To start, everyone was cranky. It's fewer than 100 days until the election, which makes everyone cranky. The time zone challenges of heading from the United States to Britain to Israel to Poland made it worse. The press corps was rightly cranky, since Romney almost never takes time for press. And the Romney campaign was understandably cranky, since his foreign trip was not quite going as planned.
So there Romney was, at Warsaw's Tomb of the Unknown Soldier, a solemn memorial site in Poland, and heading back to his car when a couple of reporters yelled out questions. "What about your gaffes?!?!" screamed one. The Romney aide responded with the colorful comments, irritated at the indelicacy of screaming out a question at such a site, and quite possibly, more than a little annoyed that Romney's trip had been dominated by the candidate's poor choices of commentary. Bottom line: The aide should not have lost his cool. But the press corps should not have shouted out questions—especially ones like that—at a sacred site in a foreign country. And Romney should be more available, so reporters don't have to stoop that low.
But the most disturbing development is that this event became news at all. It's not the first time a press secretary or aide spoke that way to a reporter—and reporters have gotten as hot under the collar as the aide. In past campaigns, one or the other would have made a crude comment, apologized for it later (as the Romney aide did), and then offer to buy the offended party a drink. None of it would have been in a newspaper, or on TV, because it is not news.
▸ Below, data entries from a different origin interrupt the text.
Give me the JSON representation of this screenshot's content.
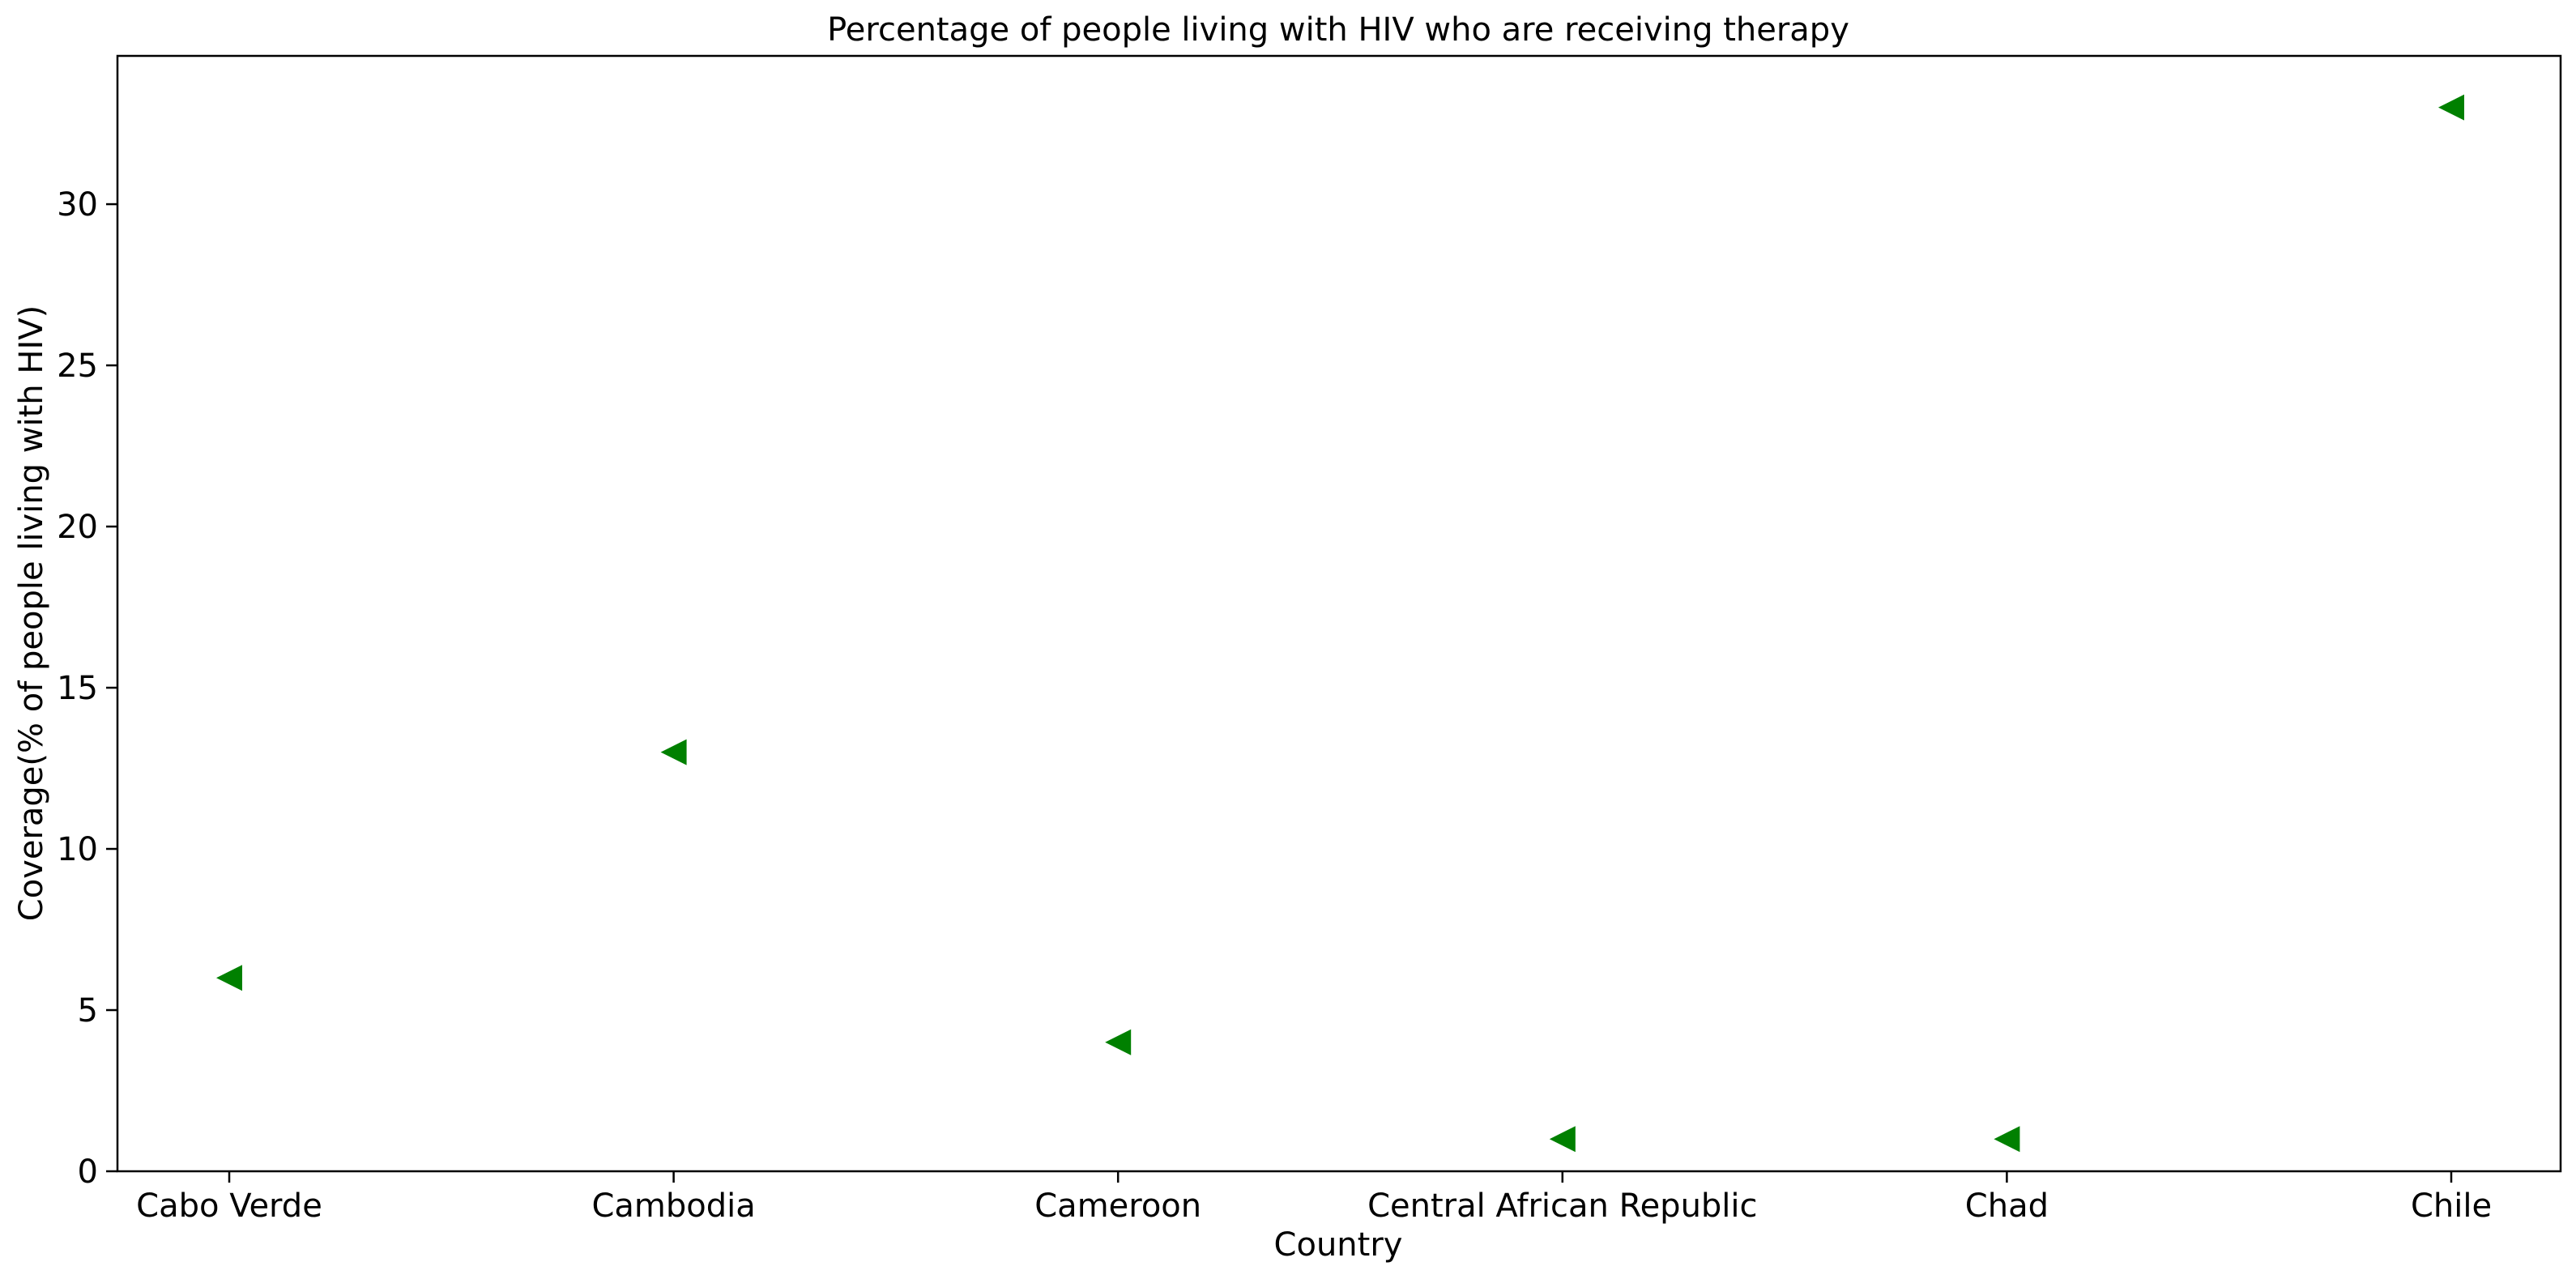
{
  "chart_data": {
    "type": "scatter",
    "title": "Percentage of people living with HIV who are receiving therapy",
    "xlabel": "Country",
    "ylabel": "Coverage(% of people living with HIV)",
    "categories": [
      "Cabo Verde",
      "Cambodia",
      "Cameroon",
      "Central African Republic",
      "Chad",
      "Chile"
    ],
    "series": [
      {
        "values": [
          6,
          13,
          4,
          1,
          1,
          33
        ],
        "color": "#008000",
        "marker": "triangle-left"
      }
    ],
    "ylim": [
      0,
      34.6
    ],
    "yticks": [
      0,
      5,
      10,
      15,
      20,
      25,
      30
    ],
    "grid": false,
    "legend": "none"
  }
}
It is just a normal workplace conflict and its significance is dwarfed by real issues that affect actual American voters.
Technology has made things worse, even as it has allowed news organizations to tell more and to tell it more quickly. Now, everything is "news," even when it isn't. So not only are readers and viewers offered minutiae and gossip, but candidates are more wary. It's no use traveling with a candidate, since the contenders almost never come back on the plane or the bus and just chat with reporters. But can you blame them, when everything they say, or what their face looks like when they're saying it, shows up in some inane Tweet or blog?
Central and Eastern Europe, home to relatively new democracies, is also still struggling with the idea of press freedom and accountability. The display by both the campaign and some of the reporters covering it this week was an embarrassment.